Medicare ASC Payment to Increase 0.2% in January 2011

The Centers for Medicare and Medicaid Services (CMS) released the 2011 Final Payment Rule for ambulatory surgery centers (ASCs) and hospital outpatient departments. ASCs will receive a 0.2 percent increase across the board – that is after taking into account the inflationary increase due to theupdate factor and a decrease resulting from the productivity adjustment mandated by health care reform.

View 2011 CMS rates by selected procedures.

While the 0.2 percent increase is an improvement over the zero percent change that had been proposed, AmSurg and the Ambulatory Surgery Center Advocacy Committee (ASCAC) are disappointed that CMS will continue to use the Consumer Price Index (CPI-U) for all urban consumers instead of the Hospital Market Basket Index as the basis of the ASC inflation updates.

AmSurg along with the ASCAC will continue to vigorously protest the CPI-U.

AmSurg and the ASCAC’s previous strides to secure the Hospital Market Basket:

Breakdown of ASC issues in 2011 Final Payment Rule
CMS’s 2011 Final Payment Rule includes several other important ASC issues that AmSurg will be evaluating. In the interim, below is a brief overview of a few key points.

1. Inflation Update: CMS estimates the change in CPI-U for 2011 will be 1.5 percent. The change in the hospital market basket is projected to be 2.6 percent, but the reform law requires it to be reduced by 0.25 percentage points – leaving the hospital outpatient department update at 2.35 percent. CMS highlighted in the final rule that many commenters suggested that the agency move to a different index. However, CMS said they were not convinced that they have sufficient information needed to implement the change in 2011.

2. Productivity Adjustment: As required by the health reform law, ASC rates will be reduced by a measure of economy-wide productivity gains (a 10-year rolling average calculated by the Bureau of Labor Statistics). In the final rule, CMS updated their estimate of productivity and will apply a reduction of 1.3 percentage points in 2011, instead of the 1.6 percentage point reduction that had been proposed – meaning the ASC update will effectively be 0.2 percent. This is inconsistent with MedPAC’s recommended update of 0.6 percent.

Also in the final rule, CMS responded to concerns about the transparency of their process and recalculated the productivity adjustment. The revised adjustment is lower by 0.3 percentage points.

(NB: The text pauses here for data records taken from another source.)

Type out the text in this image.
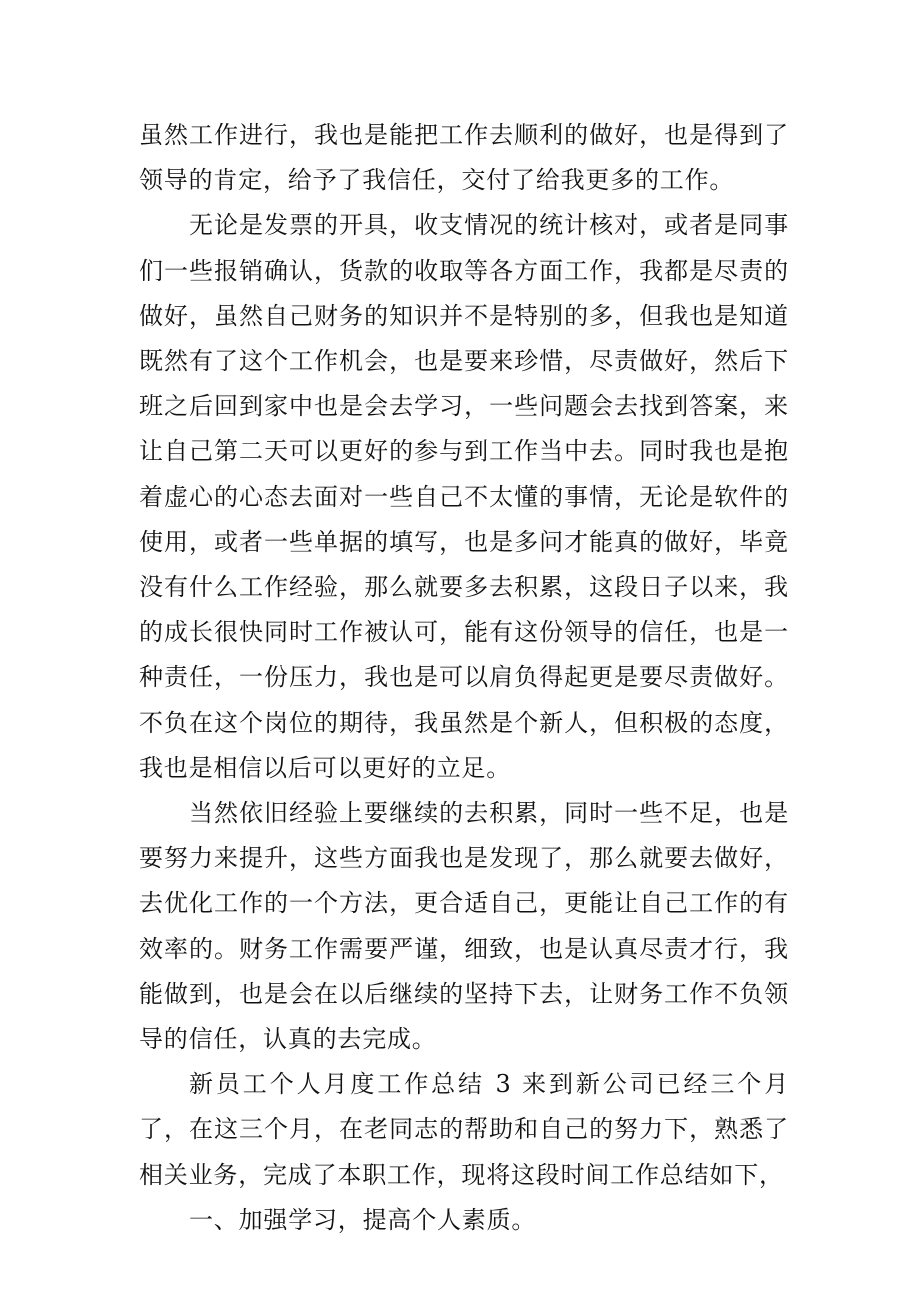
虽然工作进行，我也是能把工作去顺利的做好，也是得到了领导的肯定，给予了我信任，交付了给我更多的工作。

无论是发票的开具，收支情况的统计核对，或者是同事们一些报销确认，货款的收取等各方面工作，我都是尽责的做好，虽然自己财务的知识并不是特别的多，但我也是知道既然有了这个工作机会，也是要来珍惜，尽责做好，然后下班之后回到家中也是会去学习，一些问题会去找到答案，来让自己第二天可以更好的参与到工作当中去。同时我也是抱着虚心的心态去面对一些自己不太懂的事情，无论是软件的使用，或者一些单据的填写，也是多问才能真的做好，毕竟没有什么工作经验，那么就要多去积累，这段日子以来，我的成长很快同时工作被认可，能有这份领导的信任，也是一种责任，一份压力，我也是可以肩负得起更是要尽责做好。不负在这个岗位的期待，我虽然是个新人，但积极的态度，我也是相信以后可以更好的立足。

当然依旧经验上要继续的去积累，同时一些不足，也是要努力来提升，这些方面我也是发现了，那么就要去做好，去优化工作的一个方法，更合适自己，更能让自己工作的有效率的。财务工作需要严谨，细致，也是认真尽责才行，我能做到，也是会在以后继续的坚持下去，让财务工作不负领导的信任，认真的去完成。

新员工个人月度工作总结 3 来到新公司已经三个月了，在这三个月，在老同志的帮助和自己的努力下，熟悉了相关业务，完成了本职工作，现将这段时间工作总结如下，

一、加强学习，提高个人素质。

3. Conversion Factor: After taking into account the update and productivity adjustments, CMS further adjusts the conversion factor to account for budget neutrality in the recalibration of the wage index. Taking this slight reduction and the 0.2 percent increase based on the ASC update factor, the ASC conversion factor rises from the $41.873 CY 2010 ASC conversion factor to $41.939 for CY 2011.

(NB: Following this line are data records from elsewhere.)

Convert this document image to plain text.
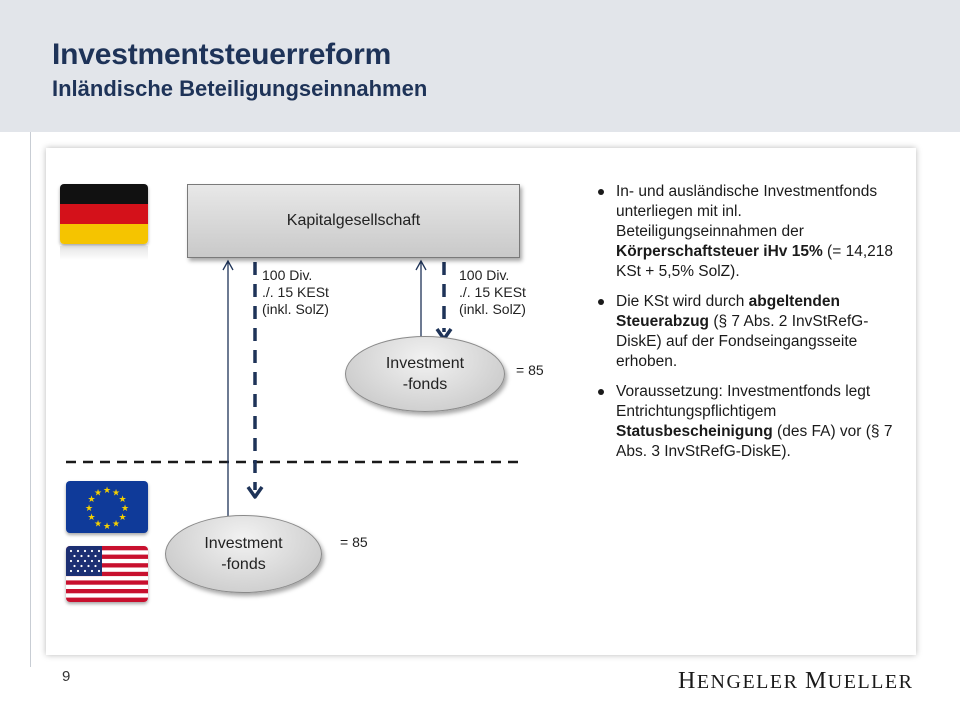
Investmentsteuerreform
Inländische Beteiligungseinnahmen
★ ★
★
★
★
★
★
★
★
★
★
★
Kapitalgesellschaft
100 Div.
./. 15 KESt
(inkl. SolZ)
100 Div.
./. 15 KESt
(inkl. SolZ)
Investment
-fonds
Investment
-fonds
= 85
= 85
In- und ausländische Investmentfonds unterliegen mit inl. Beteiligungseinnahmen der Körperschaftsteuer iHv 15% (= 14,218 KSt + 5,5% SolZ).
Die KSt wird durch abgeltenden Steuerabzug (§ 7 Abs. 2 InvStRefG-DiskE) auf der Fondseingangsseite erhoben.
Voraussetzung: Investmentfonds legt Entrichtungspflichtigem Statusbescheinigung (des FA) vor (§ 7 Abs. 3 InvStRefG-DiskE).
9	HENGELER MUELLER
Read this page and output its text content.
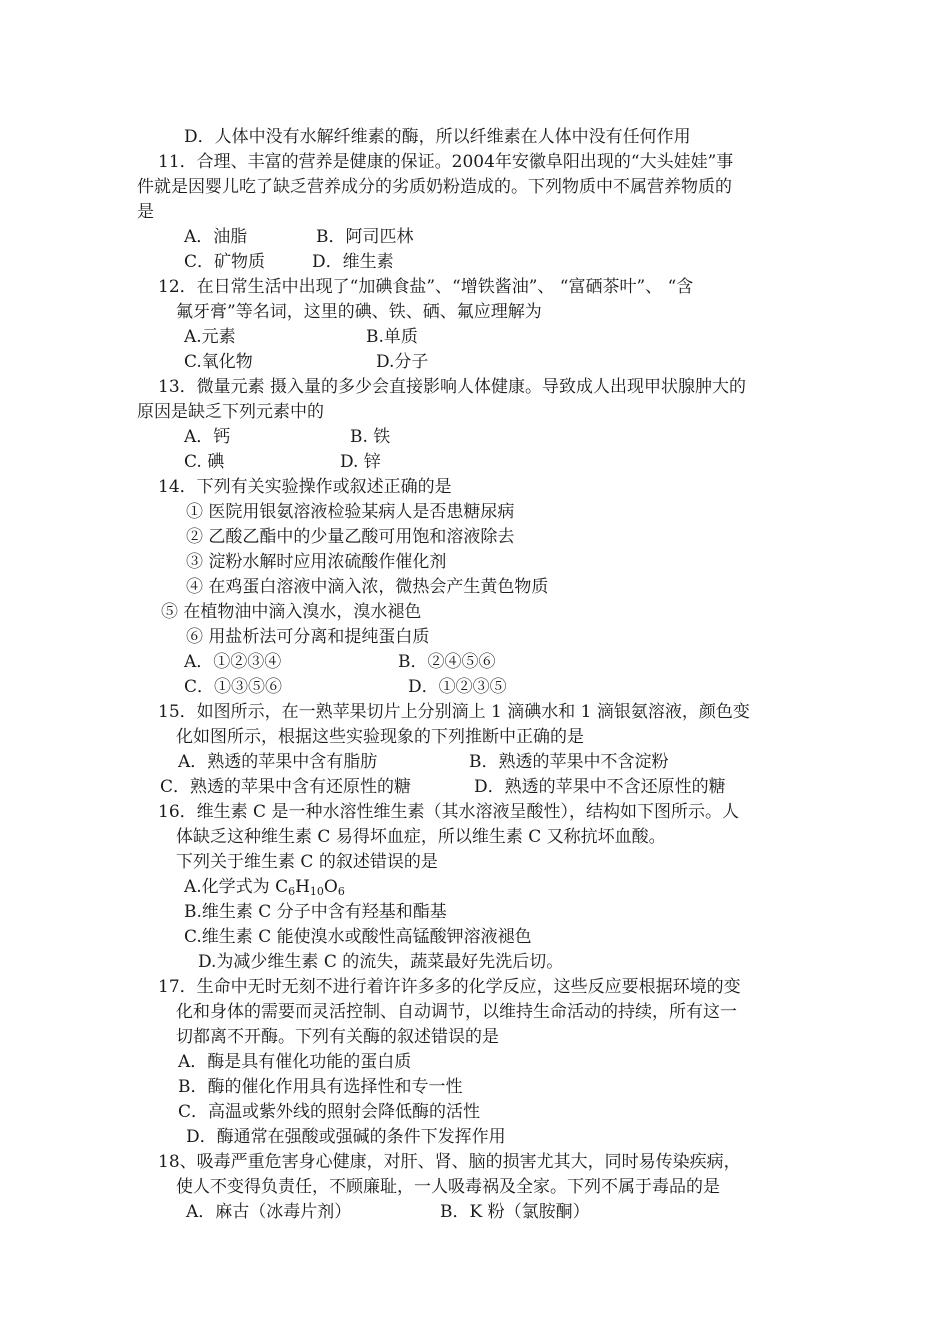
D．人体中没有水解纤维素的酶，所以纤维素在人体中没有任何作用
11．合理、丰富的营养是健康的保证。2004年安徽阜阳出现的“大头娃娃”事
件就是因婴儿吃了缺乏营养成分的劣质奶粉造成的。下列物质中不属营养物质的
是
A．油脂	B．阿司匹林
C．矿物质	D．维生素
12．在日常生活中出现了“加碘食盐”、“增铁酱油”、 “富硒茶叶”、 “含
氟牙膏”等名词，这里的碘、铁、硒、氟应理解为
A.元素	B.单质
C.氧化物	D.分子
13．微量元素 摄入量的多少会直接影响人体健康。导致成人出现甲状腺肿大的
原因是缺乏下列元素中的
A．钙	B. 铁
C. 碘	D. 锌
14．下列有关实验操作或叙述正确的是
① 医院用银氨溶液检验某病人是否患糖尿病
② 乙酸乙酯中的少量乙酸可用饱和溶液除去
③ 淀粉水解时应用浓硫酸作催化剂
④ 在鸡蛋白溶液中滴入浓，微热会产生黄色物质
⑤ 在植物油中滴入溴水，溴水褪色
⑥ 用盐析法可分离和提纯蛋白质
A．①②③④	B．②④⑤⑥
C．①③⑤⑥	D．①②③⑤
15．如图所示，在一熟苹果切片上分别滴上 1 滴碘水和 1 滴银氨溶液，颜色变
化如图所示，根据这些实验现象的下列推断中正确的是
A．熟透的苹果中含有脂肪	B．熟透的苹果中不含淀粉
C．熟透的苹果中含有还原性的糖	D．熟透的苹果中不含还原性的糖
16．维生素 C 是一种水溶性维生素（其水溶液呈酸性），结构如下图所示。人
体缺乏这种维生素 C 易得坏血症，所以维生素 C 又称抗坏血酸。
下列关于维生素 C 的叙述错误的是
A.化学式为 $C_6H_{10}O_6$
B.维生素 C 分子中含有羟基和酯基
C.维生素 C 能使溴水或酸性高锰酸钾溶液褪色
D.为减少维生素 C 的流失，蔬菜最好先洗后切。
17．生命中无时无刻不进行着许许多多的化学反应，这些反应要根据环境的变
化和身体的需要而灵活控制、自动调节，以维持生命活动的持续，所有这一
切都离不开酶。下列有关酶的叙述错误的是
A．酶是具有催化功能的蛋白质
B．酶的催化作用具有选择性和专一性
C．高温或紫外线的照射会降低酶的活性
D．酶通常在强酸或强碱的条件下发挥作用
18、吸毒严重危害身心健康，对肝、肾、脑的损害尤其大，同时易传染疾病，
使人不变得负责任，不顾廉耻，一人吸毒祸及全家。下列不属于毒品的是
A．麻古（冰毒片剂）	B．K 粉（氯胺酮）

4. Scaling of ASC Relative Weights: Each year, CMS applies a secondary budget neutrality calculation to the ASC relative weights to ensure that changes to the Ambulatory Payment Classification’s relative weights, which are used to determine hospital outpatient department rates, do not result in an increase or decrease in ASC payments. The final rule establishes a 0.9238 scaling factor, which is more favorable to ASC rates (CMS had proposed the factor to be 0.9090). Although the final rule was better than the proposed, the 2011 factor is still significantly worse than the 2010 factor of 0.9567.

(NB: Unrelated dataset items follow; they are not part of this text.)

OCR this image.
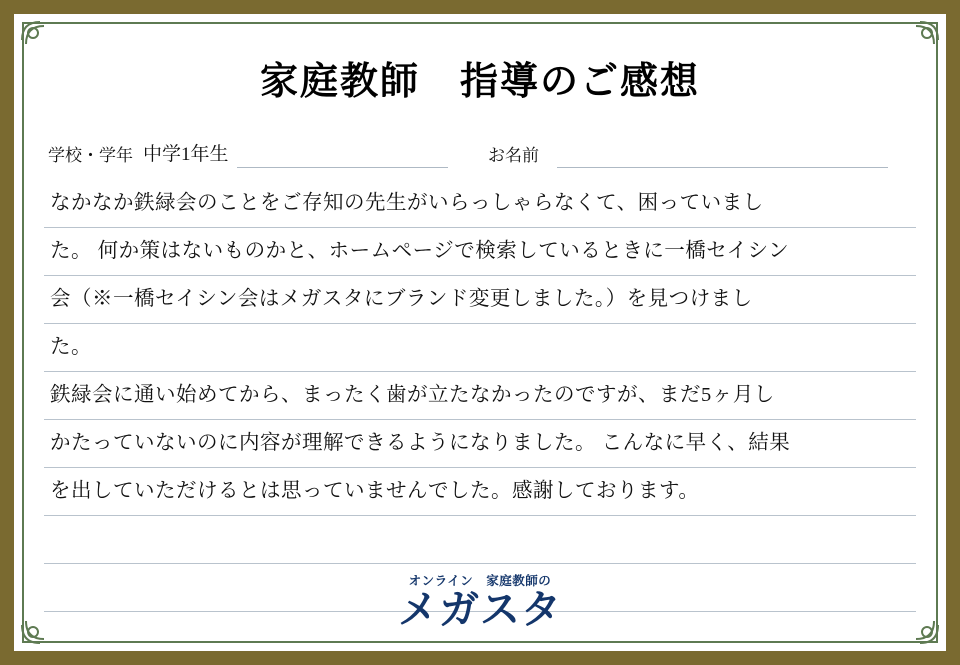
家庭教師　指導のご感想
学校・学年 中学1年生	お名前
なかなか鉄緑会のことをご存知の先生がいらっしゃらなくて、困っていまし
た。 何か策はないものかと、ホームページで検索しているときに一橋セイシン
会（※一橋セイシン会はメガスタにブランド変更しました。）を見つけまし
た。
鉄緑会に通い始めてから、まったく歯が立たなかったのですが、まだ5ヶ月し
かたっていないのに内容が理解できるようになりました。 こんなに早く、結果
を出していただけるとは思っていませんでした。感謝しております。
オンライン　家庭教師の
メガスタ
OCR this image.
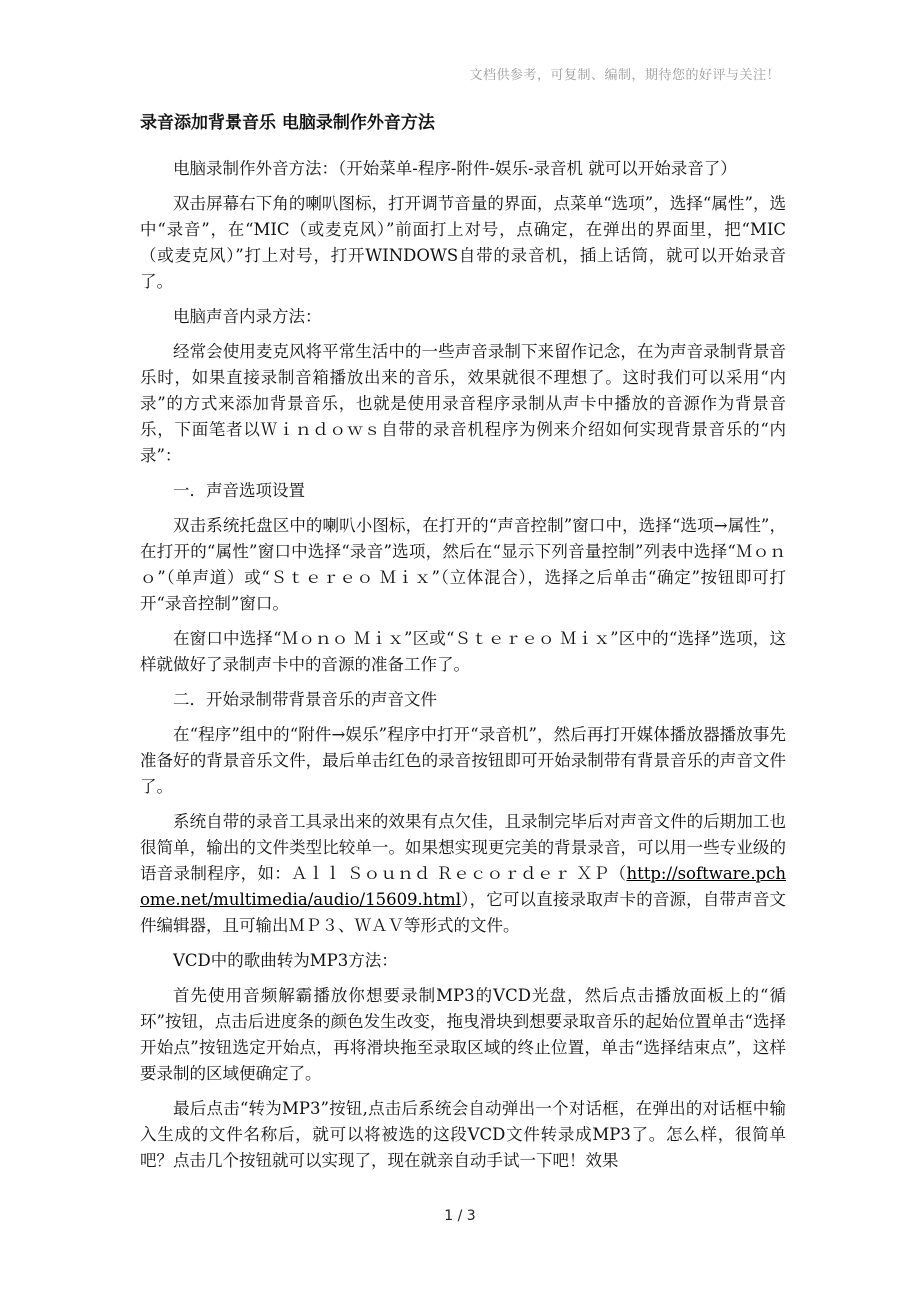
文档供参考，可复制、编制，期待您的好评与关注！
录音添加背景音乐 电脑录制作外音方法

电脑录制作外音方法：（开始菜单-程序-附件-娱乐-录音机 就可以开始录音了）

双击屏幕右下角的喇叭图标，打开调节音量的界面，点菜单“选项”，选择“属性”，选中“录音”，在“MIC（或麦克风）”前面打上对号，点确定，在弹出的界面里，把“MIC（或麦克风）”打上对号，打开WINDOWS自带的录音机，插上话筒，就可以开始录音了。

电脑声音内录方法：

经常会使用麦克风将平常生活中的一些声音录制下来留作记念，在为声音录制背景音乐时，如果直接录制音箱播放出来的音乐，效果就很不理想了。这时我们可以采用“内录”的方式来添加背景音乐，也就是使用录音程序录制从声卡中播放的音源作为背景音乐，下面笔者以Ｗｉｎｄｏｗｓ自带的录音机程序为例来介绍如何实现背景音乐的“内录”：

一．声音选项设置

双击系统托盘区中的喇叭小图标，在打开的“声音控制”窗口中，选择“选项→属性”，在打开的“属性”窗口中选择“录音”选项，然后在“显示下列音量控制”列表中选择“Ｍｏｎｏ”（单声道）或“Ｓｔｅｒｅｏ Ｍｉｘ”（立体混合），选择之后单击“确定”按钮即可打开“录音控制”窗口。

在窗口中选择“Ｍｏｎｏ Ｍｉｘ”区或“Ｓｔｅｒｅｏ Ｍｉｘ”区中的“选择”选项，这样就做好了录制声卡中的音源的准备工作了。

二．开始录制带背景音乐的声音文件

在“程序”组中的“附件→娱乐”程序中打开“录音机”，然后再打开媒体播放器播放事先准备好的背景音乐文件，最后单击红色的录音按钮即可开始录制带有背景音乐的声音文件了。

系统自带的录音工具录出来的效果有点欠佳，且录制完毕后对声音文件的后期加工也很简单，输出的文件类型比较单一。如果想实现更完美的背景录音，可以用一些专业级的语音录制程序，如：Ａｌｌ Ｓｏｕｎｄ Ｒｅｃｏｒｄｅｒ ＸＰ（http://software.pchome.net/multimedia/audio/15609.html），它可以直接录取声卡的音源，自带声音文件编辑器，且可输出ＭＰ３、ＷＡＶ等形式的文件。

VCD中的歌曲转为MP3方法：

首先使用音频解霸播放你想要录制MP3的VCD光盘，然后点击播放面板上的“循环”按钮，点击后进度条的颜色发生改变，拖曳滑块到想要录取音乐的起始位置单击“选择开始点”按钮选定开始点，再将滑块拖至录取区域的终止位置，单击“选择结束点”，这样要录制的区域便确定了。

最后点击“转为MP3”按钮,点击后系统会自动弹出一个对话框，在弹出的对话框中输入生成的文件名称后，就可以将被选的这段VCD文件转录成MP3了。怎么样，很简单吧？点击几个按钮就可以实现了，现在就亲自动手试一下吧！效果

1 / 3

5. Wage Index: CMS continues to use the pre-floor, pre-reclassified wage index to adjust ASC payments for geographic differences in the relative cost of labor. The differences in some markets starting in 2011 will be particularly pronounced because of a policy in the health reform law that sets the hospital wage index for inpatient and outpatient services in so-called “frontier states” at 1.0 percent. The states affected by the frontier wage index policy include Montana, Wyoming, North Dakota, South Dakota and Nevada. In the final rule, CMS recognizes this inherent divergence in the rates but suggests that the law prevents CMS from extending the policy to ASCs.

6. Quality Reporting: In spite of the clear imperatives in the health reform law to increase transparency and improve the value of care across the health care system, CMS does not plan to even propose a voluntary quality reporting system for ASCs until the CY2012 proposed rule.

We were encouraged by the inclusion in this year’s proposed rule of a set of measures for consideration. CMS received positive feedback on the measures and agreed to consider several concerns about measure specification and reporting burdens that were raised. They also agreed to consider the specifications for six measures that the ASC Quality Collaboration collects data now.

The final rule set an expectation that electronic health records would be part of future quality reporting. However, they agreed to evaluate methods of quality reporting which would not require an EHR; acknowledging that many ASCs have not yet purchased or implemented EHR systems.

7. Waiver of Beneficiary Cost-sharing for Certain Services: The health reform law waives the deductible and coinsurance for certain preventive services that are paid under the ASC payment system and have been recommended by the United States Preventive Services Task Force with a grade of A or B for any indication or population. This will affect several HCPCS codes for colonoscopies beginning in January 2011.